Творческий путь Пушкина
Шрифт:
На безответных вопросах главного действующего лица пьеса и кончается — финал, если, может быть, и не единственный, то, во всяком случае, не частый в драматургии. Но здесь этот необычный, смелый финал приобретает, как уже сказано, исключительную силу и художественную выразительность. Мы понимаем, что эти безответные вопросы, еще более мучительные, чем все предыдущие, уже никогда не уйдут из навсегда смятенной души Сальери, что в этом и заключается страшное и заслуженное возмездие за совершенное им преступление. В то же время этот смелый конец точно, как мы уже видели, ложится в стройный композиционный чертеж всей пьесы. Чертеж этот отличается от композиции «Скупого рыцаря». Там и идейно и композиционно организующим центром является монолог барона Филиппа, по обе стороны которого симметрично расположены две совершенно тождественные по своему построению сцены.

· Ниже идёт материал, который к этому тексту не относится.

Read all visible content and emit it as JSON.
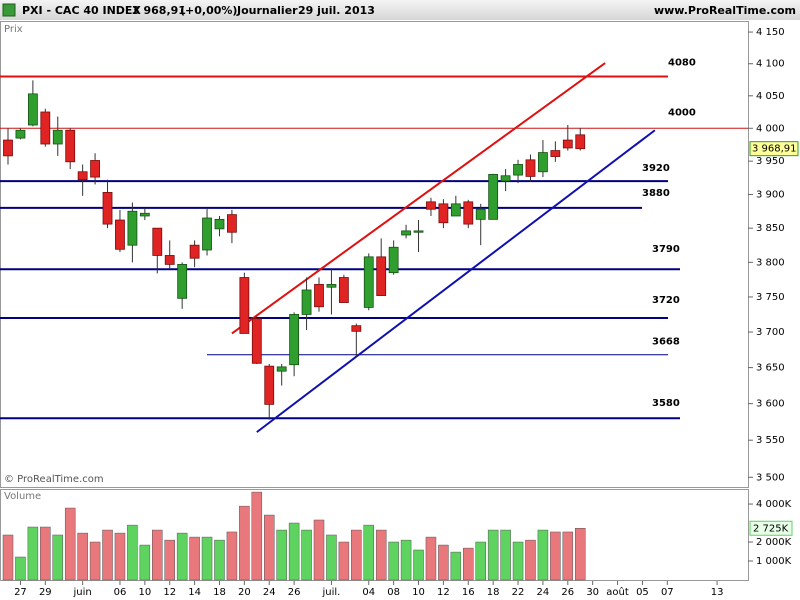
{
  "header": {
    "symbol": "PXI - CAC 40 INDEX",
    "change": "(+0,00%)",
    "period": "Journalier",
    "date": "29 juil. 2013",
    "site": "www.ProRealTime.com",
    "copyright": "© ProRealTime.com"
  },
  "chart_data": [
    {
      "type": "candlestick",
      "label": "Prix",
      "log": true,
      "x": [
        "2013-05-24",
        "2013-05-27",
        "2013-05-28",
        "2013-05-29",
        "2013-05-30",
        "2013-05-31",
        "2013-06-03",
        "2013-06-04",
        "2013-06-05",
        "2013-06-06",
        "2013-06-07",
        "2013-06-10",
        "2013-06-11",
        "2013-06-12",
        "2013-06-13",
        "2013-06-14",
        "2013-06-17",
        "2013-06-18",
        "2013-06-19",
        "2013-06-20",
        "2013-06-21",
        "2013-06-24",
        "2013-06-25",
        "2013-06-26",
        "2013-06-27",
        "2013-06-28",
        "2013-07-01",
        "2013-07-02",
        "2013-07-03",
        "2013-07-04",
        "2013-07-05",
        "2013-07-08",
        "2013-07-09",
        "2013-07-10",
        "2013-07-11",
        "2013-07-12",
        "2013-07-15",
        "2013-07-16",
        "2013-07-17",
        "2013-07-18",
        "2013-07-19",
        "2013-07-22",
        "2013-07-23",
        "2013-07-24",
        "2013-07-25",
        "2013-07-26",
        "2013-07-29"
      ],
      "open": [
        3982,
        3985,
        4005,
        4025,
        3976,
        3997,
        3934,
        3951,
        3903,
        3862,
        3825,
        3868,
        3850,
        3810,
        3748,
        3825,
        3818,
        3849,
        3870,
        3778,
        3719,
        3652,
        3645,
        3654,
        3725,
        3768,
        3764,
        3778,
        3709,
        3735,
        3808,
        3785,
        3840,
        3844,
        3889,
        3886,
        3868,
        3889,
        3863,
        3863,
        3920,
        3929,
        3952,
        3934,
        3966,
        3982,
        3990
      ],
      "high": [
        4000,
        4000,
        4074,
        4030,
        4018,
        4000,
        3945,
        3962,
        3922,
        3877,
        3888,
        3880,
        3850,
        3832,
        3800,
        3832,
        3880,
        3868,
        3877,
        3785,
        3722,
        3655,
        3655,
        3728,
        3778,
        3778,
        3790,
        3782,
        3712,
        3813,
        3835,
        3832,
        3855,
        3862,
        3895,
        3893,
        3898,
        3892,
        3886,
        3931,
        3938,
        3952,
        3960,
        3982,
        3980,
        4005,
        4000
      ],
      "low": [
        3945,
        3983,
        4003,
        3972,
        3958,
        3938,
        3898,
        3915,
        3850,
        3815,
        3800,
        3862,
        3784,
        3790,
        3733,
        3793,
        3810,
        3838,
        3828,
        3698,
        3655,
        3578,
        3625,
        3638,
        3703,
        3729,
        3725,
        3742,
        3665,
        3731,
        3752,
        3782,
        3835,
        3815,
        3868,
        3850,
        3868,
        3850,
        3825,
        3863,
        3905,
        3917,
        3919,
        3926,
        3949,
        3966,
        3966
      ],
      "close": [
        3958,
        3997,
        4053,
        3976,
        3997,
        3949,
        3922,
        3926,
        3856,
        3819,
        3875,
        3872,
        3810,
        3797,
        3797,
        3806,
        3865,
        3863,
        3844,
        3698,
        3656,
        3599,
        3651,
        3725,
        3760,
        3736,
        3768,
        3742,
        3701,
        3808,
        3752,
        3822,
        3846,
        3846,
        3878,
        3858,
        3886,
        3856,
        3878,
        3930,
        3928,
        3945,
        3927,
        3963,
        3957,
        3970,
        3968.91
      ],
      "close_labels": [
        null,
        null,
        null,
        null,
        null,
        null,
        null,
        null,
        null,
        null,
        null,
        null,
        null,
        null,
        null,
        null,
        null,
        null,
        null,
        null,
        null,
        null,
        null,
        null,
        null,
        null,
        null,
        null,
        null,
        null,
        null,
        null,
        null,
        null,
        null,
        null,
        null,
        null,
        null,
        null,
        null,
        null,
        null,
        null,
        null,
        null,
        "3 968,91"
      ],
      "colors": {
        "up": "#2f9e2f",
        "down": "#e02424"
      },
      "ylim": [
        3487,
        4166
      ],
      "yticks": [
        {
          "value": 3500,
          "label": "3 500"
        },
        {
          "value": 3550,
          "label": "3 550"
        },
        {
          "value": 3600,
          "label": "3 600"
        },
        {
          "value": 3650,
          "label": "3 650"
        },
        {
          "value": 3700,
          "label": "3 700"
        },
        {
          "value": 3750,
          "label": "3 750"
        },
        {
          "value": 3800,
          "label": "3 800"
        },
        {
          "value": 3850,
          "label": "3 850"
        },
        {
          "value": 3900,
          "label": "3 900"
        },
        {
          "value": 3950,
          "label": "3 950"
        },
        {
          "value": 4000,
          "label": "4 000"
        },
        {
          "value": 4050,
          "label": "4 050"
        },
        {
          "value": 4100,
          "label": "4 100"
        },
        {
          "value": 4150,
          "label": "4 150"
        }
      ],
      "levels": [
        {
          "value": 4080,
          "color": "#e01010"
        },
        {
          "value": 4000,
          "color": "#c81414"
        },
        {
          "value": 3920,
          "color": "#000080"
        },
        {
          "value": 3880,
          "color": "#000080"
        },
        {
          "value": 3790,
          "color": "#000080"
        },
        {
          "value": 3720,
          "color": "#000080"
        },
        {
          "value": 3668,
          "color": "#000080"
        },
        {
          "value": 3580,
          "color": "#000080"
        }
      ],
      "trendlines": [
        {
          "color": "#e01010",
          "x": [
            "2013-06-19",
            "2013-07-31"
          ],
          "y": [
            3698,
            4101
          ]
        },
        {
          "color": "#1010b0",
          "x": [
            "2013-06-21",
            "2013-08-06"
          ],
          "y": [
            3561,
            3997
          ]
        }
      ]
    },
    {
      "type": "bar",
      "label": "Volume",
      "values": [
        2370,
        1210,
        2790,
        2790,
        2370,
        3790,
        2470,
        2000,
        2630,
        2470,
        2890,
        1840,
        2630,
        2100,
        2470,
        2260,
        2260,
        2100,
        2530,
        3890,
        4630,
        3420,
        2630,
        3000,
        2630,
        3160,
        2370,
        2000,
        2630,
        2890,
        2630,
        2000,
        2100,
        1580,
        2260,
        1840,
        1470,
        1680,
        2000,
        2630,
        2630,
        2000,
        2100,
        2630,
        2530,
        2530,
        2725
      ],
      "value_labels": [
        null,
        null,
        null,
        null,
        null,
        null,
        null,
        null,
        null,
        null,
        null,
        null,
        null,
        null,
        null,
        null,
        null,
        null,
        null,
        null,
        null,
        null,
        null,
        null,
        null,
        null,
        null,
        null,
        null,
        null,
        null,
        null,
        null,
        null,
        null,
        null,
        null,
        null,
        null,
        null,
        null,
        null,
        null,
        null,
        null,
        null,
        "2 725K"
      ],
      "colors": {
        "up": "#5fd35f",
        "down": "#e8787c"
      },
      "ylim": [
        0,
        4740
      ],
      "yticks": [
        {
          "value": 1000,
          "label": "1 000K"
        },
        {
          "value": 2000,
          "label": "2 000K"
        },
        {
          "value": 4000,
          "label": "4 000K"
        }
      ],
      "xticks": [
        {
          "value": "2013-05-27",
          "label": "27"
        },
        {
          "value": "2013-05-29",
          "label": "29"
        },
        {
          "value": "2013-06-03",
          "label": "juin"
        },
        {
          "value": "2013-06-06",
          "label": "06"
        },
        {
          "value": "2013-06-10",
          "label": "10"
        },
        {
          "value": "2013-06-12",
          "label": "12"
        },
        {
          "value": "2013-06-14",
          "label": "14"
        },
        {
          "value": "2013-06-18",
          "label": "18"
        },
        {
          "value": "2013-06-20",
          "label": "20"
        },
        {
          "value": "2013-06-24",
          "label": "24"
        },
        {
          "value": "2013-06-26",
          "label": "26"
        },
        {
          "value": "2013-07-01",
          "label": "juil."
        },
        {
          "value": "2013-07-04",
          "label": "04"
        },
        {
          "value": "2013-07-08",
          "label": "08"
        },
        {
          "value": "2013-07-10",
          "label": "10"
        },
        {
          "value": "2013-07-12",
          "label": "12"
        },
        {
          "value": "2013-07-16",
          "label": "16"
        },
        {
          "value": "2013-07-18",
          "label": "18"
        },
        {
          "value": "2013-07-22",
          "label": "22"
        },
        {
          "value": "2013-07-24",
          "label": "24"
        },
        {
          "value": "2013-07-26",
          "label": "26"
        },
        {
          "value": "2013-07-30",
          "label": "30"
        },
        {
          "value": "2013-08-01",
          "label": "août"
        },
        {
          "value": "2013-08-05",
          "label": "05"
        },
        {
          "value": "2013-08-07",
          "label": "07"
        },
        {
          "value": "2013-08-13",
          "label": "13"
        }
      ]
    }
  ]
}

В «Моцарте и Сальери», в соответствии с поставленным себе поэтом заданием — дать художественный анализ чувства зависти в движении, в развитии, в переходе его в действие, такого единственного и центрального монолога нет и не может быть. В этой маленькой трагедии три отдельных монолога Сальери. Но поскольку именно монологическое начало является художественной доминантой пьесы, им же определяется и композиционная ее структура — композиционный ритм, заключающийся в равномерном чередовании монологических явлений — трагических вопросов-раздумий Сальери — с явлениями диалогическими, толкающими вперед внешнее сценическое действие, а тем самым и внутреннюю драму Сальери. Именно этот композиционный ритм и выражен на протяжении всей пьесы: монолог — диалог — монолог (первая сцена); диалог — монолог (вторая сцена). Как видим, монологическое начало здесь преобладает, охватывая со всех сторон как бы оправленные в него диалогические куски. Мало того, этому композиционному ритму подчиняется и еще одно начало, смело вводимое Пушкиным в свою пьесу. Действующие лица «Моцарта и Сальери» не только разговаривают о музыке, музыка сама, притом именно как таковая, непосредственно и обильно входит в словесную ткань произведения.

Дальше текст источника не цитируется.